J’ai compris qu’il fallait leur expliquer et ne pas les laisser attendre une guérison qui n’arrivera pas. J’ai dit que mon cancer ne partirait pas car il s’est éparpillé dans mon corps, qu’avec la chimio on essaie de le rendre plus petit et qu’ensuite, je prendrai d’autres médicaments pour qu’il reste petit et qu’on le garde prisonnier. Par moments, il essaiera de sortir et de regrossir, et là, on l’attaquera de nouveau avec de la chimio.
Je leur ai expliqué que plein de gens vivent en prenant des médicaments toute leur vie, et que le plus important c’est que la chimio marche, qu’on arrive à le contenir et que pour l’instant, c’est nous qui gagnons.
L’attitude des enfants est plus facile que celle de certains adultes
Certains proches m’ont dit que c’était une erreur de parler de cancer aux enfants, mais nous ne regrettons rien. Ils m’en parlent très souvent, je leur fais toucher mon sein et ils sentent la tumeur diminuer petit à petit, ça les rassure.
Je leur ai aussi montré un petit dessin animé qui explique aux enfants comment le cancer se crée dans notre corps pour mettre des images dessus.
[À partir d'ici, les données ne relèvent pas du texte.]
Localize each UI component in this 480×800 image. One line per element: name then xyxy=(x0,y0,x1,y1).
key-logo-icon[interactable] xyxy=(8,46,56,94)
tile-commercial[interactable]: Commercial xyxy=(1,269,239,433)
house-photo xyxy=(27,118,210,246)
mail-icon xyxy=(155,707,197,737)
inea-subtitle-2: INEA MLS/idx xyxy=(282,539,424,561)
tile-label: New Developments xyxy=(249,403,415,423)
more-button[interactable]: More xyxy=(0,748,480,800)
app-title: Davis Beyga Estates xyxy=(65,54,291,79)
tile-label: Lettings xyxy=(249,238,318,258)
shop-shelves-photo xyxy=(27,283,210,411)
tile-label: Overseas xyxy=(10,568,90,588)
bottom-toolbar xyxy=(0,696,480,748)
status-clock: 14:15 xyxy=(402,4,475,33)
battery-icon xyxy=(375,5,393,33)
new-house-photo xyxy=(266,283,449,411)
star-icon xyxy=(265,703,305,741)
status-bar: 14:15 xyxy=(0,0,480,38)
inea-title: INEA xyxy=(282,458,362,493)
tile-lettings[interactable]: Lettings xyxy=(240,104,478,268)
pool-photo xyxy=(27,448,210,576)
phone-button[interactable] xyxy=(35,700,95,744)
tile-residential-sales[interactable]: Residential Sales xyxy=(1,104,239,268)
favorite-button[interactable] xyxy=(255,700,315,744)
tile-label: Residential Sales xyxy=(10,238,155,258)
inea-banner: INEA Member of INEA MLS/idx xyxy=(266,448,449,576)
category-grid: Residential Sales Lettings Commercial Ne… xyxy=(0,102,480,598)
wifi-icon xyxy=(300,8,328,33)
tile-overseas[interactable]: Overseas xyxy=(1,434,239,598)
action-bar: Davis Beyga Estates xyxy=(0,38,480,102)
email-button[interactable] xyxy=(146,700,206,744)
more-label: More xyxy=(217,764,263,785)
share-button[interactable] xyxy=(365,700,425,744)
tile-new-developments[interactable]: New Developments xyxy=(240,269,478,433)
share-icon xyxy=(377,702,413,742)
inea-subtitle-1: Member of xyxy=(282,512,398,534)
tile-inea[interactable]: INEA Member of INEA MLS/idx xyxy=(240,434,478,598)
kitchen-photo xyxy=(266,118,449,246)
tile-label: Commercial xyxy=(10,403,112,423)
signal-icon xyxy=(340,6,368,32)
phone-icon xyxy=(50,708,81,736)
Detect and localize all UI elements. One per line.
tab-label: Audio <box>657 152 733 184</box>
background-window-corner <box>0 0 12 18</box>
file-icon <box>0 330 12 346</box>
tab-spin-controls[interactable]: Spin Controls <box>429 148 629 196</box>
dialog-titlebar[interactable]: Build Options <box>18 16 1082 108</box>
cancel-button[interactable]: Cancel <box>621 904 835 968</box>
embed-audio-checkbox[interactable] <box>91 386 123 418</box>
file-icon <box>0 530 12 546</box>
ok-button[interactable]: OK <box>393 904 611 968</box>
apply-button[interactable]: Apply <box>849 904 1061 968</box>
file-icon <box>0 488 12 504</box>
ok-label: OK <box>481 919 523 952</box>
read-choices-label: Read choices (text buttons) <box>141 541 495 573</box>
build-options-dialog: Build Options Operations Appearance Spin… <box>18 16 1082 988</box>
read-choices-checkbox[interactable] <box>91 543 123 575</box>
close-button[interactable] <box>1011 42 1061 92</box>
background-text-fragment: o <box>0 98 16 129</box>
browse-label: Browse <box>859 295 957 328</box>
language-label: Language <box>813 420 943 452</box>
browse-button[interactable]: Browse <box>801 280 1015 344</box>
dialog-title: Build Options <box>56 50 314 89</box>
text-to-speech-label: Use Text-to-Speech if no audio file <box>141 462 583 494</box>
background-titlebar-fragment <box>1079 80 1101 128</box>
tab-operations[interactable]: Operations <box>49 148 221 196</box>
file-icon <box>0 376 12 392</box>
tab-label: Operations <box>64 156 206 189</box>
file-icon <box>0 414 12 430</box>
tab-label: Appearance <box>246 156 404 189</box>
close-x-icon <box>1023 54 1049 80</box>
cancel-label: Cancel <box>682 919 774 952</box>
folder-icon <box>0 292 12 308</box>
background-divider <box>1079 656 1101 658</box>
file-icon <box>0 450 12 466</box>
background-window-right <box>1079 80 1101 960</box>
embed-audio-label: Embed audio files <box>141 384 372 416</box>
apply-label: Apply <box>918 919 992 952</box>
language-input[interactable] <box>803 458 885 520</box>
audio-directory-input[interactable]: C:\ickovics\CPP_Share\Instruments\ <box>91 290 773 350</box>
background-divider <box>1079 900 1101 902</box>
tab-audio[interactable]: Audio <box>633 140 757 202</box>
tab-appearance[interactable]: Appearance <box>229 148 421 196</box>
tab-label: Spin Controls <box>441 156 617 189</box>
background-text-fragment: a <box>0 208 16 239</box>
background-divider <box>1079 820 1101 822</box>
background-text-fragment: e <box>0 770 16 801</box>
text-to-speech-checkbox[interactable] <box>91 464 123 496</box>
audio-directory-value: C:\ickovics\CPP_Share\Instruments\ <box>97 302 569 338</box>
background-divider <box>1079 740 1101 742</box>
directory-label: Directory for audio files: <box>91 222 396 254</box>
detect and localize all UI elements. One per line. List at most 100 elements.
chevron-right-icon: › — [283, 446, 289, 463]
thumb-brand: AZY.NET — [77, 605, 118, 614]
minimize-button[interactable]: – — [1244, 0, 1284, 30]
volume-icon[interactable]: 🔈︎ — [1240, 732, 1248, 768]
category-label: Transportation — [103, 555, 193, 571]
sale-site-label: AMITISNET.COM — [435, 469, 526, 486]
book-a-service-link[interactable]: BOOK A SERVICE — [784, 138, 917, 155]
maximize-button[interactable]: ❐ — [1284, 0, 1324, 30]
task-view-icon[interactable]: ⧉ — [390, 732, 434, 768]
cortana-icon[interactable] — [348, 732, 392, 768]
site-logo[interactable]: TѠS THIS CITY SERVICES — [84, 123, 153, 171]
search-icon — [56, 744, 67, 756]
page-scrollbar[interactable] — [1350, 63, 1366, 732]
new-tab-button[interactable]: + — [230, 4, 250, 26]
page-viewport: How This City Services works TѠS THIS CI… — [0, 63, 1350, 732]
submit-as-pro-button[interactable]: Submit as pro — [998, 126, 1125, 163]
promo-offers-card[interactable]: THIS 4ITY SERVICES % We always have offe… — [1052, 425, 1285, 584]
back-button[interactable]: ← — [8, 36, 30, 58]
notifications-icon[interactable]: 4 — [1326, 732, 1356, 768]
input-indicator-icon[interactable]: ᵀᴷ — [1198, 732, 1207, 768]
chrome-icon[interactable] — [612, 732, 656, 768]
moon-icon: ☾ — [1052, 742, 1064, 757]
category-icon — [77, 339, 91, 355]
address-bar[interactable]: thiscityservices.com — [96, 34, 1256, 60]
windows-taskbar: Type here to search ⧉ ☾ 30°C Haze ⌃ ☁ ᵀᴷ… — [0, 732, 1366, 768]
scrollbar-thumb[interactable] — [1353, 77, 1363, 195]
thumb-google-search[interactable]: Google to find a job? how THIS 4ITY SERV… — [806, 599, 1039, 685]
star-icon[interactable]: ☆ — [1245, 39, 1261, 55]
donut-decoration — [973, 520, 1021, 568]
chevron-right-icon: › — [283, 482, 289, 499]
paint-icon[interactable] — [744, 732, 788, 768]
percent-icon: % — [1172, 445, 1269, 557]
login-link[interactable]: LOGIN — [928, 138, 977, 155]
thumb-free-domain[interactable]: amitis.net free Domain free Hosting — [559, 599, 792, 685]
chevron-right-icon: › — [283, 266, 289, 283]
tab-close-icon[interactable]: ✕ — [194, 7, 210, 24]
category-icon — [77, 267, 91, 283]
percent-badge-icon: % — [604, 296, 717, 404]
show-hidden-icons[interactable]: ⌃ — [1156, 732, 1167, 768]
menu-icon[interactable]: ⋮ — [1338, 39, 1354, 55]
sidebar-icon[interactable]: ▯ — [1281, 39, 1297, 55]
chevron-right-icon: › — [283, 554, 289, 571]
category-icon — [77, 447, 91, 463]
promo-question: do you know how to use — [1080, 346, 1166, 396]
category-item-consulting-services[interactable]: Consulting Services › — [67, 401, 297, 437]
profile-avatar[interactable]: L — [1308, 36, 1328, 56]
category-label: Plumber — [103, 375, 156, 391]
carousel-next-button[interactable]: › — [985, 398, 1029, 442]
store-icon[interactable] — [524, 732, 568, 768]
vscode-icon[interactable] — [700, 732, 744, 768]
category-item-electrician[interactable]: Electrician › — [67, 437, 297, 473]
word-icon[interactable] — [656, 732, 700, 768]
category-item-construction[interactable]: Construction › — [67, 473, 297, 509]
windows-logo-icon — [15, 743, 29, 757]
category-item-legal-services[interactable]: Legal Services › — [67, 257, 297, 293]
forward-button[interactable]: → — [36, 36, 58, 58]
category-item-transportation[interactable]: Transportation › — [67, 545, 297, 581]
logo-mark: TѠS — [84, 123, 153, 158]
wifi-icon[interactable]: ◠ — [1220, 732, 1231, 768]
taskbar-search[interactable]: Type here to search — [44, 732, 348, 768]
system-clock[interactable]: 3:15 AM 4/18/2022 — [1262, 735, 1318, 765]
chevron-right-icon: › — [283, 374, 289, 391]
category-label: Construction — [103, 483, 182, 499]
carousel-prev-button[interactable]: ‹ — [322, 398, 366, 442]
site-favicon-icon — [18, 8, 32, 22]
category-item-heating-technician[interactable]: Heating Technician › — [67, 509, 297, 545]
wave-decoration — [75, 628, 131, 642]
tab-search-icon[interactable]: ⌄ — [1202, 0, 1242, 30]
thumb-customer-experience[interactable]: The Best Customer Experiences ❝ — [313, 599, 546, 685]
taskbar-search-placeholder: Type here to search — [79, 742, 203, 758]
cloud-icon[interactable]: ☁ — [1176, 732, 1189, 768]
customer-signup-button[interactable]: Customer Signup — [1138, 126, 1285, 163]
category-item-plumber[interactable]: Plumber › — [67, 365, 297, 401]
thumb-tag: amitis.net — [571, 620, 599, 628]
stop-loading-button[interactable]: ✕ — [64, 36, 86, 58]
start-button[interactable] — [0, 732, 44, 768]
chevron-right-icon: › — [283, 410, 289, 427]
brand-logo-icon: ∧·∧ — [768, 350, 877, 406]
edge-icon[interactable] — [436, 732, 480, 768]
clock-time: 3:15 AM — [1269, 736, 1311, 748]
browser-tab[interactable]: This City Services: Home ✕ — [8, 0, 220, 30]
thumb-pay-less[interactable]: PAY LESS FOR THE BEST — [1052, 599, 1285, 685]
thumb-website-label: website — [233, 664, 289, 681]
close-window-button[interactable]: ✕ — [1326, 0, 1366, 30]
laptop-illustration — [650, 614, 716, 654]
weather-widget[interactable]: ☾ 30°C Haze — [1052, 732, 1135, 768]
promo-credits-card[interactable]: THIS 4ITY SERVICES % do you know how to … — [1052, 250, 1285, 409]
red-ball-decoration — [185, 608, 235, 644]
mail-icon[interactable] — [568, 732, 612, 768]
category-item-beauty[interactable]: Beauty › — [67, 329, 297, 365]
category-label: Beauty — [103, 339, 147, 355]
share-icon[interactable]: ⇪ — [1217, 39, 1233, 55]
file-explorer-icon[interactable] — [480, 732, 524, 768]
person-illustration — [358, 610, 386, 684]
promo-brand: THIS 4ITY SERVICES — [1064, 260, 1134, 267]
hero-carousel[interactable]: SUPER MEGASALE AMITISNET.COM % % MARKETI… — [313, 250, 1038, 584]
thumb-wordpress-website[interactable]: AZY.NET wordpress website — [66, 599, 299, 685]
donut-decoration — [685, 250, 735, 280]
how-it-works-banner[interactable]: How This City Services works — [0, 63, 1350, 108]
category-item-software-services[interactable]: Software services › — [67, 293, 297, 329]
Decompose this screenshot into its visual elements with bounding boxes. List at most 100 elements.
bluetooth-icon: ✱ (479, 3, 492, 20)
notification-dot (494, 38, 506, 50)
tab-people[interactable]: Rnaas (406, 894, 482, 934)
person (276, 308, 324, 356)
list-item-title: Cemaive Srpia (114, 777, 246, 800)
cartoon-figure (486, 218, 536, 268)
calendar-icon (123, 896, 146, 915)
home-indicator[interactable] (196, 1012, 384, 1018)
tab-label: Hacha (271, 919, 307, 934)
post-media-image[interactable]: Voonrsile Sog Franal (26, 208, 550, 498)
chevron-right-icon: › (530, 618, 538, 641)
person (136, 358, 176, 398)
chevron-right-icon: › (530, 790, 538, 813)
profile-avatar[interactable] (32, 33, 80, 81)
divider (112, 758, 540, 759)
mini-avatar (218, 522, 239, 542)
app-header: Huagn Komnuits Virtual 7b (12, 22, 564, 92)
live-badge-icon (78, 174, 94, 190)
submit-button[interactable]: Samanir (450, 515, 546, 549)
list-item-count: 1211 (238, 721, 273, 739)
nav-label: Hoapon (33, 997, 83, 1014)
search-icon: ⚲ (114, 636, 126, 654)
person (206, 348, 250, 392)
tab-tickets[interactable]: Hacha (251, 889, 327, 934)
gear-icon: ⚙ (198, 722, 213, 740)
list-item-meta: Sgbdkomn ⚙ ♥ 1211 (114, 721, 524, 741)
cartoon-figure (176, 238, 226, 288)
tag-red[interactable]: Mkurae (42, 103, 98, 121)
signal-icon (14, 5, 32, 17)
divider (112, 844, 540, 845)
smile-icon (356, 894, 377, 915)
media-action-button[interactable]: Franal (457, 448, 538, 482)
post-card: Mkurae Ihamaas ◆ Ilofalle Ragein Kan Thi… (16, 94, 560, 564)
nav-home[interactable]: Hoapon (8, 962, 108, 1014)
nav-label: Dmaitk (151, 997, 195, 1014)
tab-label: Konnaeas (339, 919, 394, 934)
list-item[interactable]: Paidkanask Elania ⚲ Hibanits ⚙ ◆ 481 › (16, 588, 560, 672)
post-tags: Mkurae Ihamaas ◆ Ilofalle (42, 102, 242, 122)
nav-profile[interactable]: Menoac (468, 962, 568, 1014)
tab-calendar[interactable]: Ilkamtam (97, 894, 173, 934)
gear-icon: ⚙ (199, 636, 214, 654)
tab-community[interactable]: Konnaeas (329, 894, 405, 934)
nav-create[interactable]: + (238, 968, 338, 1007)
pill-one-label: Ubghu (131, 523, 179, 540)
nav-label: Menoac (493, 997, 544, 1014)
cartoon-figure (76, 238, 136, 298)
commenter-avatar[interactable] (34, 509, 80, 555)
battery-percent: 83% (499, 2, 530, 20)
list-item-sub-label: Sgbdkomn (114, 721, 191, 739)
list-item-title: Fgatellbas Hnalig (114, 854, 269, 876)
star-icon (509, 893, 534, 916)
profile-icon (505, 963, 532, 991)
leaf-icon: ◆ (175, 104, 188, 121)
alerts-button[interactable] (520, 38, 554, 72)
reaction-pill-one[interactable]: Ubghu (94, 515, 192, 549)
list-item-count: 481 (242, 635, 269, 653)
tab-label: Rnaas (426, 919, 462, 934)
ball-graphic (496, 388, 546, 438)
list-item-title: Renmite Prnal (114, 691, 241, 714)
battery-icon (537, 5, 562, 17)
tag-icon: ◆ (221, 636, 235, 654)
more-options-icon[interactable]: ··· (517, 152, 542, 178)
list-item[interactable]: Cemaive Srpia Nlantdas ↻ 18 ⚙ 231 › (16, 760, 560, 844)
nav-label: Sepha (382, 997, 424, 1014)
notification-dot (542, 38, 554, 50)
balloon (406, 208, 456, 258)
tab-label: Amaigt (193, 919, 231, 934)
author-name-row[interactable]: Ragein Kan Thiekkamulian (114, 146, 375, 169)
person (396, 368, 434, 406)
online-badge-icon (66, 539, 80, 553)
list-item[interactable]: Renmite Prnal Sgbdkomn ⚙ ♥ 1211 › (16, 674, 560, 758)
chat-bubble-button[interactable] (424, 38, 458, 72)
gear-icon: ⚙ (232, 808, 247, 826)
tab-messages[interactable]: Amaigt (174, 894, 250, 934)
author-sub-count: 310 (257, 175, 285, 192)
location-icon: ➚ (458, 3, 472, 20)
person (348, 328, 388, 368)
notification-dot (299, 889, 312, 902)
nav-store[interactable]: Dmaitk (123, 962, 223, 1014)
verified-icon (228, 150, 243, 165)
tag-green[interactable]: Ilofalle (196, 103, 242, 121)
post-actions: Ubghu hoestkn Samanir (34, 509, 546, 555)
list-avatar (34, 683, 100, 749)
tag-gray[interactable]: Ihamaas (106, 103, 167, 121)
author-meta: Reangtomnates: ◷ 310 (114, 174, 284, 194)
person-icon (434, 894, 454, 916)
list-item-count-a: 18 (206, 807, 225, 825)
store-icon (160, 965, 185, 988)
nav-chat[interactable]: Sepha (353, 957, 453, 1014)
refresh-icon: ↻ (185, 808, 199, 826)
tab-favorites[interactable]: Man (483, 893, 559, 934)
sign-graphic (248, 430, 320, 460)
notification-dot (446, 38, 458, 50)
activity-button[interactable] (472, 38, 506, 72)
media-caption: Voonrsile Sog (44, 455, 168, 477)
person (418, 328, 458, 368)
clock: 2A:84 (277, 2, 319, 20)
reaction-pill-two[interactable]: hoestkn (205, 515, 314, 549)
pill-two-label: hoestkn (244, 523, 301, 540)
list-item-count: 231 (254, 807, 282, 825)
Je leur ai expliqué le déroulé de la chimio, ce qui est désagréable, etc. On fait même des petites blagues dessus parfois. Souvent, au coucher, je les remercie. Je leur répète qu’ils m’aident beaucoup, qu’ils me donnent beaucoup de courage. J’aime qu’ils se sentent valorisés dans cette épreuve. Je leur demande s’ils vont bien, s’ils ont des questions.
En dehors des sept jours qui suivent la chimio, j’ai l’impression d’être une maman normale - je fatigue juste plus vite. Mon conjoint est beaucoup plus présent et prend plus le temps de faire des activités avec eux, des choses qu’il ne faisait pas trop avant, étant trop pris par son travail.
Ma fille m’écrit souvent des petits mots où elle me dit qu’elle m’aime et que je suis belle même sans cheveux car elle sait que je complexe beaucoup. Je suis très touchée par sa bienveillance. Quand leurs copains me demandent pourquoi je n’ai plus de cheveux, je leur explique que je suis malade et que le médicament fait perdre les cheveux. Je leur fais parfois toucher mon crâne, ça les fait rire et ils passent à autre chose. Au final, je trouve l’attitude des enfants plus facile que celle de certains adultes qui sont gênés et mal à l’aise.
Regarder la vie avec légèreté, autant que possible
Depuis tout ça, la parentalité est encore plus intense. Je suis très fatiguée, donc parfois un peu moins patiente. À chaque fois que ça arrive, je m’excuse en leur expliquant, et ils comprennent. Je suis émue souvent, parfois juste en entendant l’un de leurs rires. Et je cède plus facilement sur les cadeaux et ça, ils l’ont bien compris. Je leur achète des petites choses tout le temps, comme pour leur apporter un peu plus de bonheur.
Les jours de grande fatigue, je n’ai pas trop le moral. Je sais que je ne suis pas responsable de la situation, mais je culpabilise. Je sais que ma mort va bouleverser la vie de mes enfants, que ce seront eux les plus impactés. Quand ils me parlent de leur futur, je leur souris mais j’angoisse intérieurement. Je ne verrai probablement pas mes enfants se marier, ou devenir parents.
La colère liée à cette injustice m’a quittée petit à petit et a envahi mes proches, dont mon fils. « La vie c’est nul, y’a des gens pauvres et des gens malades, y’a des mamans qui ont des cancers » m’a-t-il dit aujourd’hui. Il a raison, la vie est souvent injuste, mais la vie peut être jolie j’en suis certaine. Il faut juste la regarder avec légèreté.
Ici commence le reste de ma vie. Je vais aimer, rire, danser, pleurer aussi fort qu’un être humain peut le faire. Ce sera 5 ans, 10 ou 15, mais ce seront des belles années, des années précieuses.